The quantum oracle algorithm par excellence is the GROVER algorithm, so how to prove that the oracle needed for example for the GROVER algorithm is complete, and how to prove that it is realizable through quantum gates? In addition, let’s explore the nonlinear activation function which is difficult to realize in quantum machine learning. Is it possible to think of the softmax activation function as an oracle as well, except that it performs the operation: exp(A_i)/sum(exp(A_i)) on a matrix. Can it be converted to a quantum oracle? Is it possible to prove that it is quantum gate realizable? What I mean by completeness is to describe an oracle in a verbal format, and to include at least the necessary and sufficient conditions to ensure that the oracle can implement the desired functions without defects. That is, the minimum conditions that can fully describe an oracle. And how to prove that these conditions or requirements are complete, sufficient and necessary. It’s kind of like, well, the propositions we have in high school math class.

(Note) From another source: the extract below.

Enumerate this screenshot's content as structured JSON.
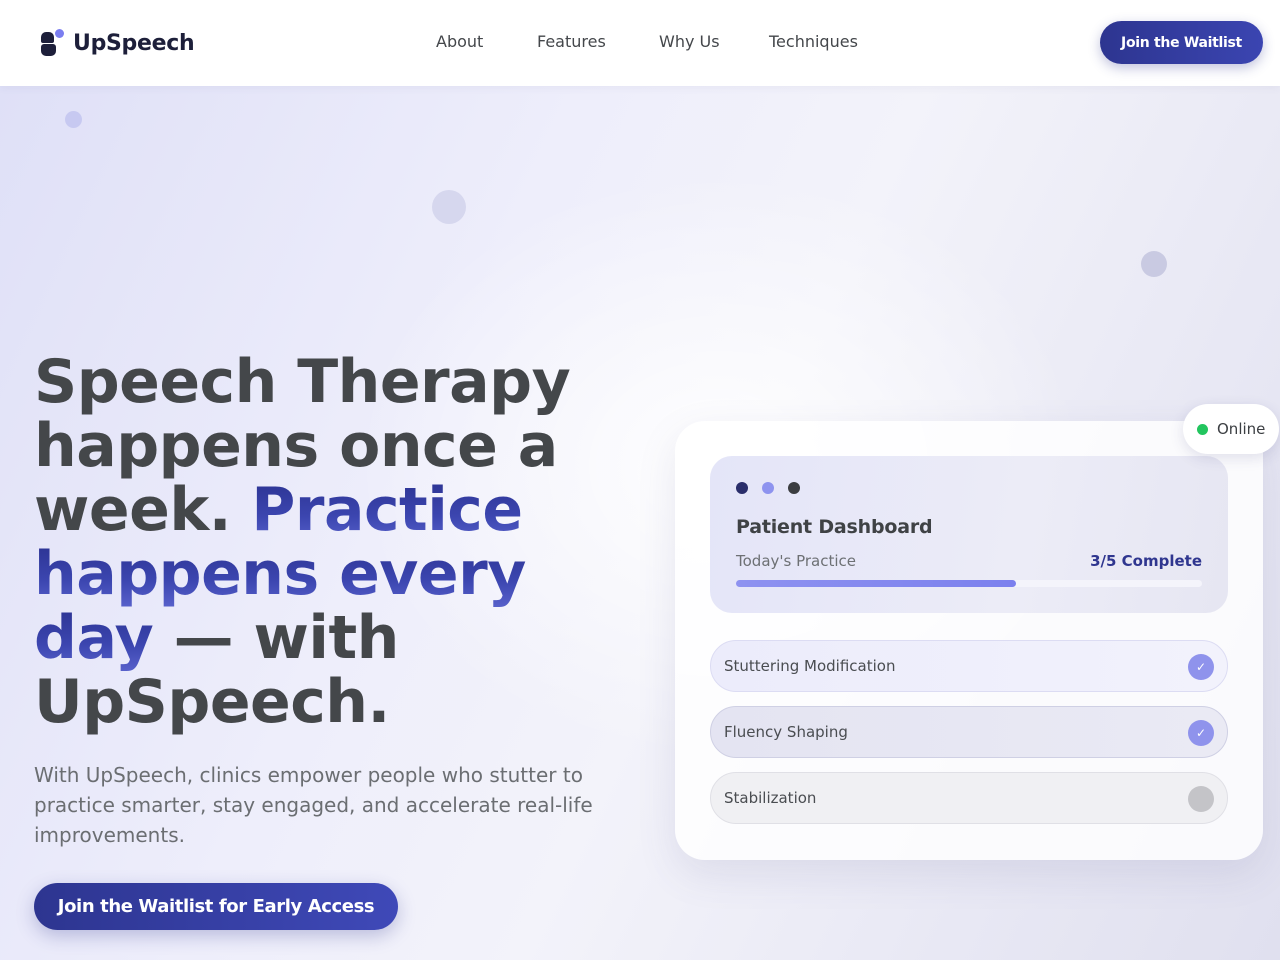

The minimum number of conditions we need to prove an axiom that we think exists is mathematically necessary and sufficient to constitute a necessary and sufficient condition. Missing one, the result of that axiom will have no solution or multiple solutions. The other topic is once we have confirmed that the required conditions can be constructed completely and accurately for oracle. Prove whether these conditions can be constructed on a superconducting quantum computer, i.e., the quantum operatorization of the conditions. I would like to ask scholars majoring in mathematics or quantum theoretical physics to help answer this question.
Hi @RX1
Seems like a more theoretical question indeed. Let’s see if other people have more opinions. If not, you could also post it in more general physics forums.
Regarding the part about the implementation of Grover’s algorithm, I could suggest you to read the Codebook module about Grover’s search, in particular the topic on Searching with circuits that shows how to implement the oracle and the diffusion operator.
To build intuition about the oracle, you can check this Codebook topic as well.
I hope this was helpful.